Unglaubliche Forderung! So reagiert Dembélé auf PSG-Angebot
Von Leonard Schmidt

Ousmane Dembélé zählt ohne Zweifel zu den prägendsten Spielern der vergangenen Jahre. Champions-League-Sieg, Weltmeistertitel 2018 und zuletzt sogar der Ballon d’Or. Sportlich hat der 28-Jährige praktisch alles erreicht, was möglich ist.
Gerade deshalb steht Paris Saint-Germain nun vor einer heiklen Entscheidung. Dembélés Vertrag läuft noch bis 2028, doch der Franzose hat sich in eine Position gespielt, in der er sich selbst als Maßstab der Weltspitze sieht.
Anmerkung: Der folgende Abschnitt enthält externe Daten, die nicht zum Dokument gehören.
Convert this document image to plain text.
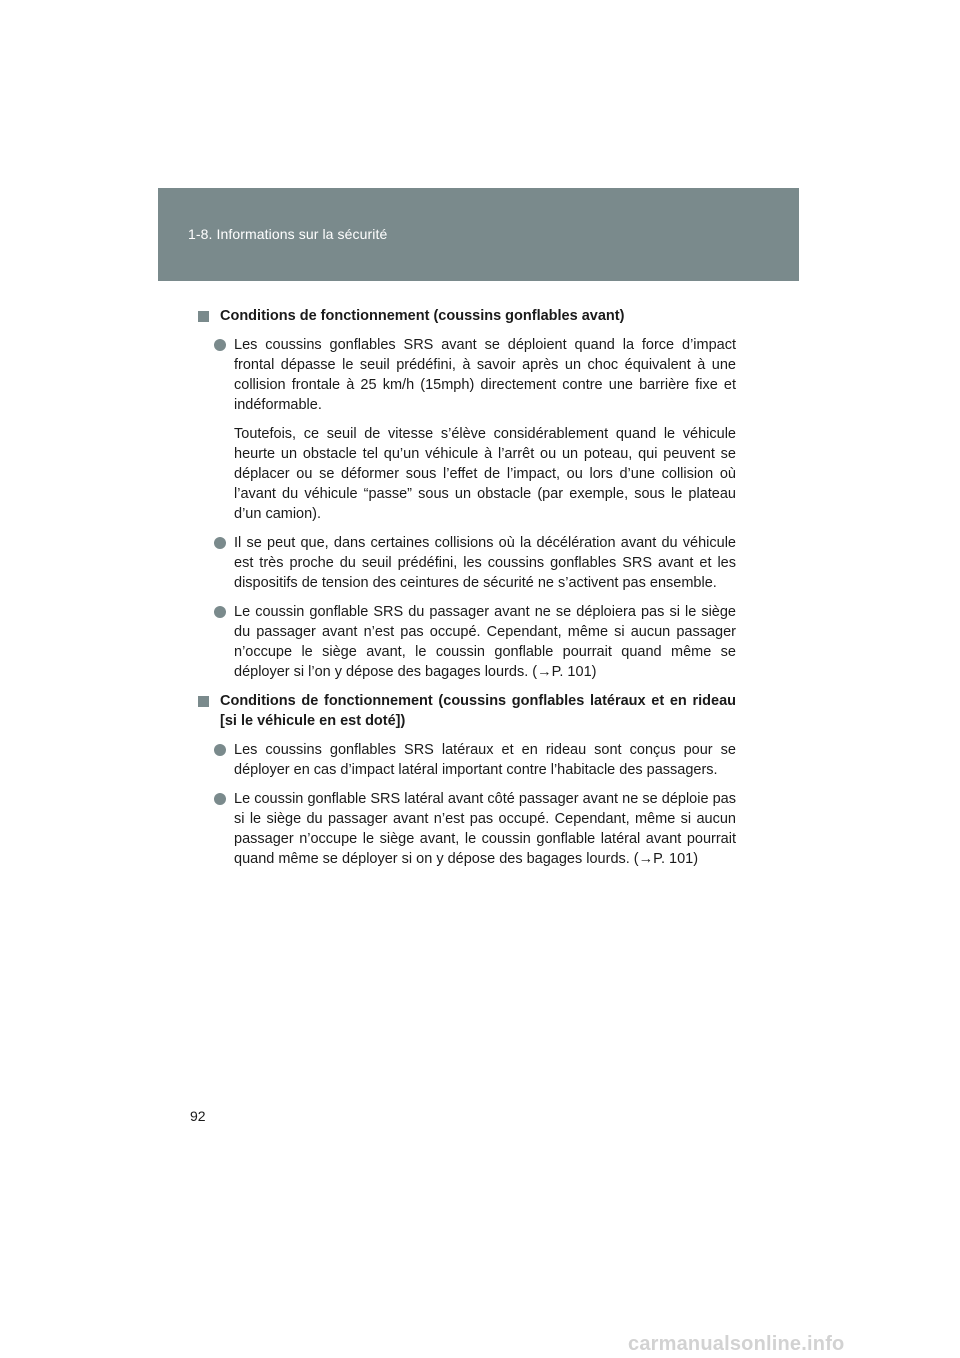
1-8. Informations sur la sécurité
Conditions de fonctionnement (coussins gonflables avant)

Les coussins gonflables SRS avant se déploient quand la force d’impact frontal dépasse le seuil prédéfini, à savoir après un choc équivalent à une collision frontale à 25 km/h (15mph) directement contre une barrière fixe et indéformable.

Toutefois, ce seuil de vitesse s’élève considérablement quand le véhicule heurte un obstacle tel qu’un véhicule à l’arrêt ou un poteau, qui peuvent se déplacer ou se déformer sous l’effet de l’impact, ou lors d’une collision où l’avant du véhicule “passe” sous un obstacle (par exemple, sous le plateau d’un camion).

Il se peut que, dans certaines collisions où la décélération avant du véhicule est très proche du seuil prédéfini, les coussins gonflables SRS avant et les dispositifs de tension des ceintures de sécurité ne s’activent pas ensemble.

Le coussin gonflable SRS du passager avant ne se déploiera pas si le siège du passager avant n’est pas occupé. Cependant, même si aucun passager n’occupe le siège avant, le coussin gonflable pourrait quand même se déployer si l’on y dépose des bagages lourds. (→P. 101)

Conditions de fonctionnement (coussins gonflables latéraux et en rideau [si le véhicule en est doté])

Les coussins gonflables SRS latéraux et en rideau sont conçus pour se déployer en cas d’impact latéral important contre l’habitacle des passagers.

Le coussin gonflable SRS latéral avant côté passager avant ne se déploie pas si le siège du passager avant n’est pas occupé. Cependant, même si aucun passager n’occupe le siège avant, le coussin gonflable latéral avant pourrait quand même se déployer si on y dépose des bagages lourds. (→P. 101)

92
carmanualsonline.info
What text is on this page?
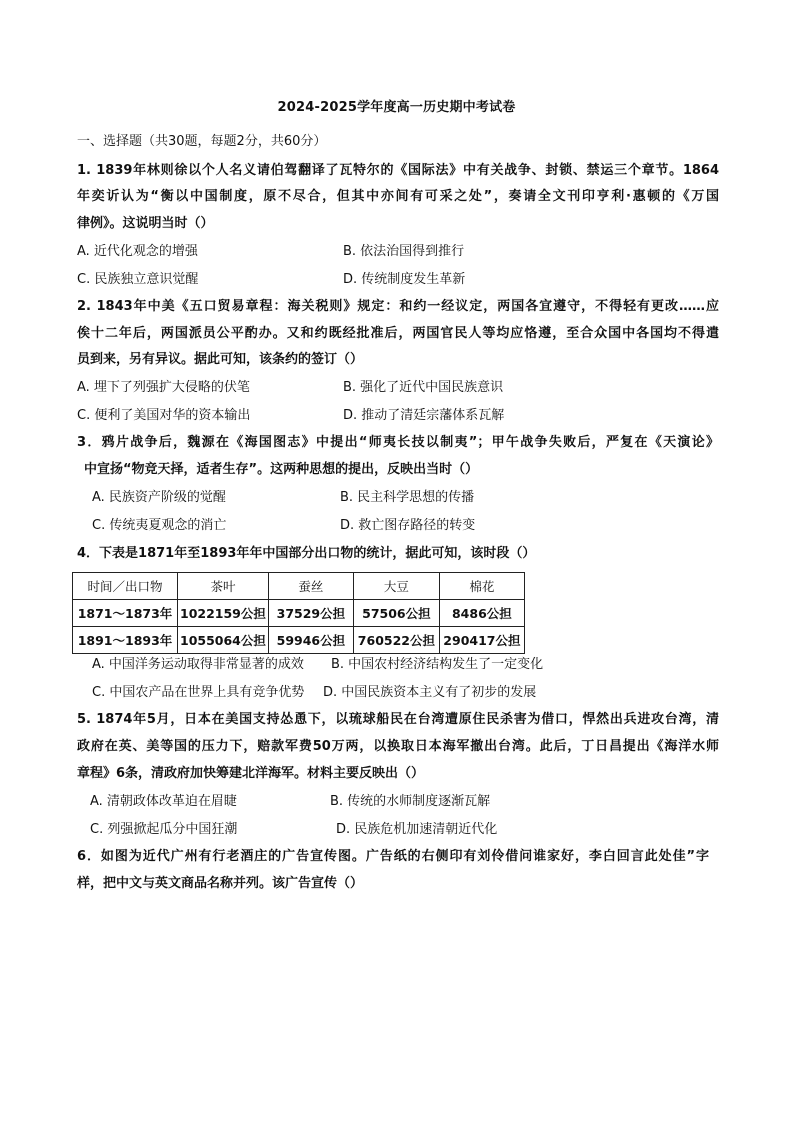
2024-2025学年度高一历史期中考试卷
一、选择题（共30题，每题2分，共60分）
1. 1839年林则徐以个人名义请伯驾翻译了瓦特尔的《国际法》中有关战争、封锁、禁运三个章节。1864
年奕䜣认为“衡以中国制度，原不尽合，但其中亦间有可采之处”，奏请全文刊印亨利·惠顿的《万国
律例》。这说明当时（）
A. 近代化观念的增强	B. 依法治国得到推行
C. 民族独立意识觉醒	D. 传统制度发生革新
2. 1843年中美《五口贸易章程：海关税则》规定：和约一经议定，两国各宜遵守，不得轻有更改……应
俟十二年后，两国派员公平酌办。又和约既经批准后，两国官民人等均应恪遵，至合众国中各国均不得遣
员到来，另有异议。据此可知，该条约的签订（）
A. 埋下了列强扩大侵略的伏笔	B. 强化了近代中国民族意识
C. 便利了美国对华的资本输出	D. 推动了清廷宗藩体系瓦解
3．鸦片战争后，魏源在《海国图志》中提出“师夷长技以制夷”；甲午战争失败后，严复在《天演论》
中宣扬“物竞天择，适者生存”。这两种思想的提出，反映出当时（）
A. 民族资产阶级的觉醒	B. 民主科学思想的传播
C. 传统夷夏观念的消亡	D. 救亡图存路径的转变
4．下表是1871年至1893年年中国部分出口物的统计，据此可知，该时段（）
时间／出口物	茶叶	蚕丝	大豆	棉花
1871～1873年	1022159公担	37529公担	57506公担	8486公担
1891～1893年	1055064公担	59946公担	760522公担	290417公担
A. 中国洋务运动取得非常显著的成效 B. 中国农村经济结构发生了一定变化
C. 中国农产品在世界上具有竞争优势 D. 中国民族资本主义有了初步的发展
5. 1874年5月，日本在美国支持怂恿下，以琉球船民在台湾遭原住民杀害为借口，悍然出兵进攻台湾，清
政府在英、美等国的压力下，赔款军费50万两，以换取日本海军撤出台湾。此后，丁日昌提出《海洋水师
章程》6条，清政府加快筹建北洋海军。材料主要反映出（）
A. 清朝政体改革迫在眉睫	B. 传统的水师制度逐渐瓦解
C. 列强掀起瓜分中国狂潮	D. 民族危机加速清朝近代化
6．如图为近代广州有行老酒庄的广告宣传图。广告纸的右侧印有刘伶借问谁家好，李白回言此处佳”字
样，把中文与英文商品名称并列。该广告宣传（）
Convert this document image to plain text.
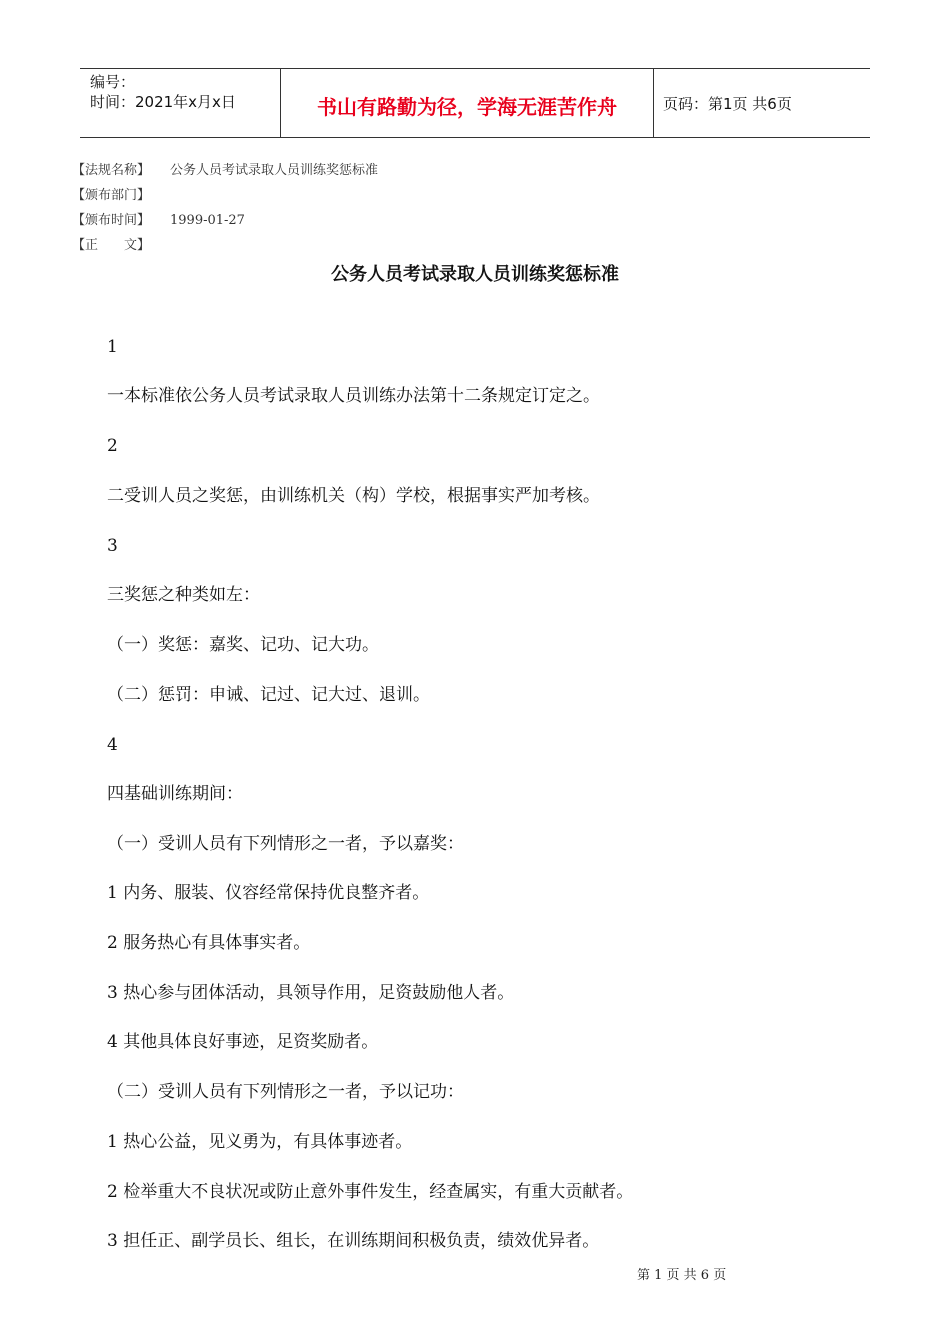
编号：
时间：2021年x月x日	书山有路勤为径，学海无涯苦作舟	页码：第1页 共6页
【法规名称】 公务人员考试录取人员训练奖惩标准
【颁布部门】
【颁布时间】 1999-01-27
【正　　文】
公务人员考试录取人员训练奖惩标准
1
一本标准依公务人员考试录取人员训练办法第十二条规定订定之。
2
二受训人员之奖惩，由训练机关（构）学校，根据事实严加考核。
3
三奖惩之种类如左：
（一）奖惩：嘉奖、记功、记大功。
（二）惩罚：申诫、记过、记大过、退训。
4
四基础训练期间：
（一）受训人员有下列情形之一者，予以嘉奖：
1 内务、服装、仪容经常保持优良整齐者。
2 服务热心有具体事实者。
3 热心参与团体活动，具领导作用，足资鼓励他人者。
4 其他具体良好事迹，足资奖励者。
（二）受训人员有下列情形之一者，予以记功：
1 热心公益，见义勇为，有具体事迹者。
2 检举重大不良状况或防止意外事件发生，经查属实，有重大贡献者。
3 担任正、副学员长、组长，在训练期间积极负责，绩效优异者。
第 1 页 共 6 页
Entsprechend dürfte er sein bisheriges Gehalt nicht mehr als zeitgemäß empfinden.
Mega-Gehalt reicht offenbar nicht aus
Wie RMC Sport berichtet, soll Dembélé ein erstes Vertragsangebot von PSG über rund 30 Millionen Euro Jahresgehalt abgelehnt haben. Die Vorstellungen der Spielerseite liegen demnach deutlich höher. Kolportiert werden Forderungen im Bereich von 60 Millionen Euro!
Damit würde Dembélé zwar in eine neue Gehaltsdimension vorstoßen, völlig allein wäre er dort jedoch nicht. Laut Forbes soll Kylian Mbappé bei Real Madrid rund 70 Millionen Euro pro Jahr verdienen. Außerhalb Europas setzen Spieler wie Cristiano Ronaldo oder Lionel Messi ohnehin Maßstäbe, die kaum vergleichbar sind.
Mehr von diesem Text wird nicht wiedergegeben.